XML 22 R10.htm IDEA: XBRL DOCUMENT v3.10.0.1
Acquisition
9 Months Ended
Sep. 30, 2018
Business Combinations [Abstract]  
Acquisition
5.

ACQUISITION

On July 31, 2017, through its newly-formed, wholly-owned subsidiary, Trex Commercial Products, Inc., the Company acquired certain assets and assumed certain liabilities of SC Company for $71.8 million. The Company used cash on hand and $30.0 million of funding from its existing revolving credit facility, which was fully paid on August 17, 2017, to acquire the assets. The acquired business designs, engineers and markets modular architectural railing, staging, acoustical and seating systems for the commercial and multi-family market, including sports stadiums and performing arts venues. As a result of the purchase, the Company gained access to growing commercial markets, expanded its custom design and engineering capabilities, and added the contract architect and specifier communities as new channels for its products.

The acquisition was accounted for using the acquisition method of accounting under accounting principles generally accepted in the United States, which requires, among other things, that the assets acquired and liabilities assumed be recognized at their fair values as of the acquisition date. The fair values of consideration transferred and net assets acquired were determined using a combination of Level 2 and Level 3 inputs as specified in the fair value hierarchy in Accounting Standards Codification 820, “Fair Value Measurements and Disclosures.” The Company believes that the fair values assigned to the assets acquired and liabilities assumed are based on reasonable assumptions. The Company’s Condensed Consolidated Statement of Comprehensive Income for the three and nine months ended September 30, 2018 includes the results of operations of Trex Commercial Products, Inc. The Company’s Condensed Consolidated Balance Sheets include the assets and liabilities of Trex Commercial Products, Inc. for all periods presented.

Total consideration of $71.8 million was allocated to the assets acquired and liabilities assumed, as follows (in thousands):

 

Accounts receivable, net

   $ 8,357  

Contract retainage

     1,948  

Inventories, net

     2,344  

Prepaid expenses and other assets

     1,223  

Revenues in excess of billings

     3,463  

Fixed assets, net

     1,264  

Intangible assets

     4,900  

Goodwill

     57,938  

Accounts payable

     (3,990

Accrued liabilities and other expenses

     (2,329

Billings in excess of revenues

     (1,752

Customer Deposits

     (1,562
  

 

 

 

Total estimated consideration

   $ 71,804  
  

 

 

 

Goodwill of $57.9 million is primarily attributable to the potential opportunity for the Company to offer full service railing systems in the growing commercial and multi-family market, access to a complementary product category with a track record of substantial revenue growth, the ability to achieve economies of scale around raw material procurement, an increase in the range of products the Company may offer its core customers, and intangible assets that do not qualify for separable or legal criterion, such as an assembled workforce.

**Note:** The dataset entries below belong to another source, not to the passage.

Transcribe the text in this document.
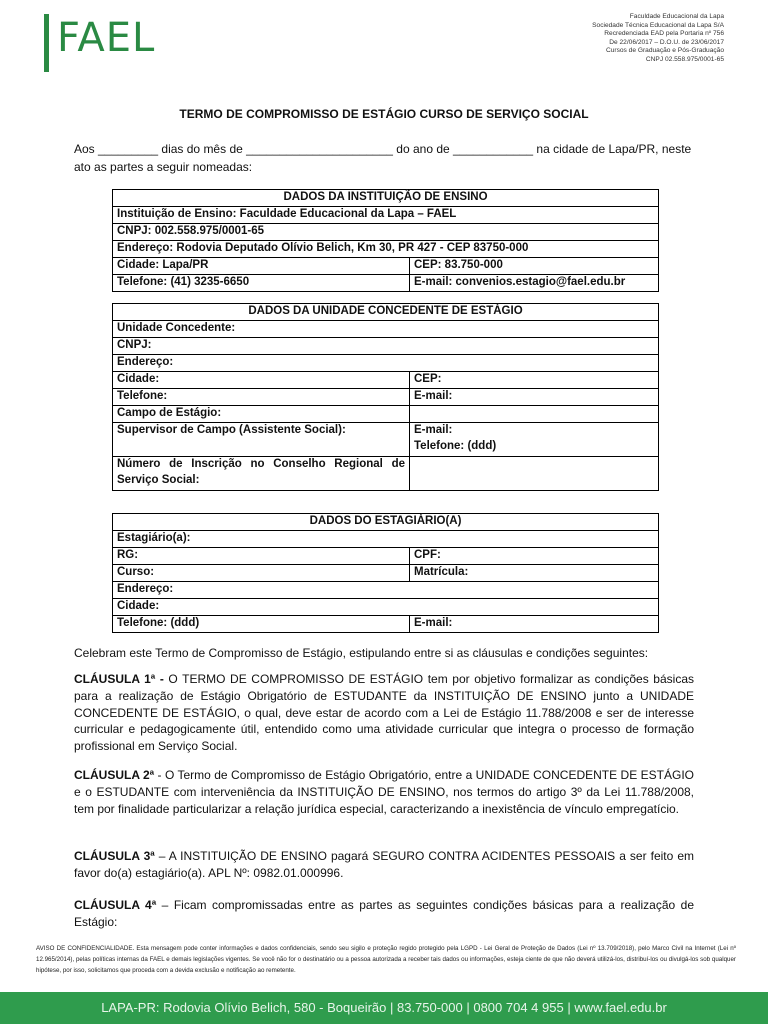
FAEL	Faculdade Educacional da Lapa
Sociedade Técnica Educacional da Lapa S/A
Recredenciada EAD pela Portaria nº 756
De 22/06/2017 – D.O.U. de 23/06/2017
Cursos de Graduação e Pós-Graduação
CNPJ 02.558.975/0001-65
TERMO DE COMPROMISSO DE ESTÁGIO CURSO DE SERVIÇO SOCIAL
Aos _________ dias do mês de ______________________ do ano de ____________ na cidade de Lapa/PR, neste ato as partes a seguir nomeadas:
DADOS DA INSTITUIÇÃO DE ENSINO	
Instituição de Ensino: Faculdade Educacional da Lapa – FAEL	
CNPJ: 002.558.975/0001-65	
Endereço: Rodovia Deputado Olívio Belich, Km 30, PR 427 - CEP 83750-000	
Cidade: Lapa/PR	CEP: 83.750-000
Telefone: (41) 3235-6650	E-mail: convenios.estagio@fael.edu.br
DADOS DA UNIDADE CONCEDENTE DE ESTÁGIO	
Unidade Concedente:	
CNPJ:	
Endereço:	
Cidade:	CEP:
Telefone:	E-mail:
Campo de Estágio:	
Supervisor de Campo (Assistente Social):	E-mail:
Telefone: (ddd)

Número de Inscrição no Conselho Regional de Serviço Social:	
DADOS DO ESTAGIÁRIO(A)	
Estagiário(a):	
RG:	CPF:
Curso:	Matrícula:
Endereço:	
Cidade:	
Telefone: (ddd)	E-mail:
Celebram este Termo de Compromisso de Estágio, estipulando entre si as cláusulas e condições seguintes:
CLÁUSULA 1ª - O TERMO DE COMPROMISSO DE ESTÁGIO tem por objetivo formalizar as condições básicas para a realização de Estágio Obrigatório de ESTUDANTE da INSTITUIÇÃO DE ENSINO junto a UNIDADE CONCEDENTE DE ESTÁGIO, o qual, deve estar de acordo com a Lei de Estágio 11.788/2008 e ser de interesse curricular e pedagogicamente útil, entendido como uma atividade curricular que integra o processo de formação profissional em Serviço Social.
CLÁUSULA 2ª - O Termo de Compromisso de Estágio Obrigatório, entre a UNIDADE CONCEDENTE DE ESTÁGIO e o ESTUDANTE com interveniência da INSTITUIÇÃO DE ENSINO, nos termos do artigo 3º da Lei 11.788/2008, tem por finalidade particularizar a relação jurídica especial, caracterizando a inexistência de vínculo empregatício.
CLÁUSULA 3ª – A INSTITUIÇÃO DE ENSINO pagará SEGURO CONTRA ACIDENTES PESSOAIS a ser feito em favor do(a) estagiário(a). APL Nº: 0982.01.000996.
CLÁUSULA 4ª – Ficam compromissadas entre as partes as seguintes condições básicas para a realização de Estágio:
AVISO DE CONFIDENCIALIDADE. Esta mensagem pode conter informações e dados confidenciais, sendo seu sigilo e proteção regido protegido pela LGPD - Lei Geral de Proteção de Dados (Lei nº 13.709/2018), pelo Marco Civil na Internet (Lei nº 12.965/2014), pelas políticas internas da FAEL e demais legislações vigentes. Se você não for o destinatário ou a pessoa autorizada a receber tais dados ou informações, esteja ciente de que não deverá utilizá-los, distribuí-los ou divulgá-los sob qualquer hipótese, por isso, solicitamos que proceda com a devida exclusão e notificação ao remetente.
LAPA-PR: Rodovia Olívio Belich, 580 - Boqueirão | 83.750-000 | 0800 704 4 955 | www.fael.edu.br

The amount of goodwill that is expected to be amortized and deductible for tax purposes in 2018 is $3.9 million. All of the goodwill was recorded to the Trex Commercial Products reportable segment. The fair value attributed to intangible assets, which consists of production backlog and trade names and trademarks, was amortized straight line over 12 months and was based on the estimated economics of the assets. The fair value attributed to the intangible assets acquired and goodwill was based on assumptions and other information compiled by management, including independent valuations that utilized established valuation techniques.

During the three and nine months ended September 30, 2018, Trex Commercial Products, Inc. generated $19.4 million and $52.9 million of net sales, respectively, and $1.7 million and $2.0 million of net income, respectively, which included amortization expense of $0.4 million and $2.9 million, respectively. From July 31, 2017 through September 30, 2017, Trex Commercial Products, Inc. generated $9.2 million of revenue and incurred a net loss of $75 thousand, which included amortization expense of $0.8 million.

The following pro forma results of Trex Company, Inc. are prepared for comparative purposes only and do not necessarily reflect the results that would have occurred had the acquisition occurred at the beginning of the periods presented or the results which may occur in the future. The following unaudited pro forma results of operations assumes the acquisition occurred on January 1, 2017 (in thousands, except per share amounts):

     Nine Months Ended
September 30, 2017
 
     Actual      Pro Forma  

Net sales

   $ 442,941      $ 475,076  

Net income

   $ 76,829      $ 77,570  

Basic earnings per common share

   $ 1.31      $ 1.32  

Diluted earnings per common share

   $ 1.30      $ 1.31  

Significant pro forma adjustments included in the above pro forma information include an adjustment to amortization expense for the intangible assets acquired, elimination of transaction costs related to the acquisition as such costs are considered to be non-recurring in nature, an adjustment to compensation expense related to restricted stock units granted in connection with the acquisition, and the income tax effects of the adjustments.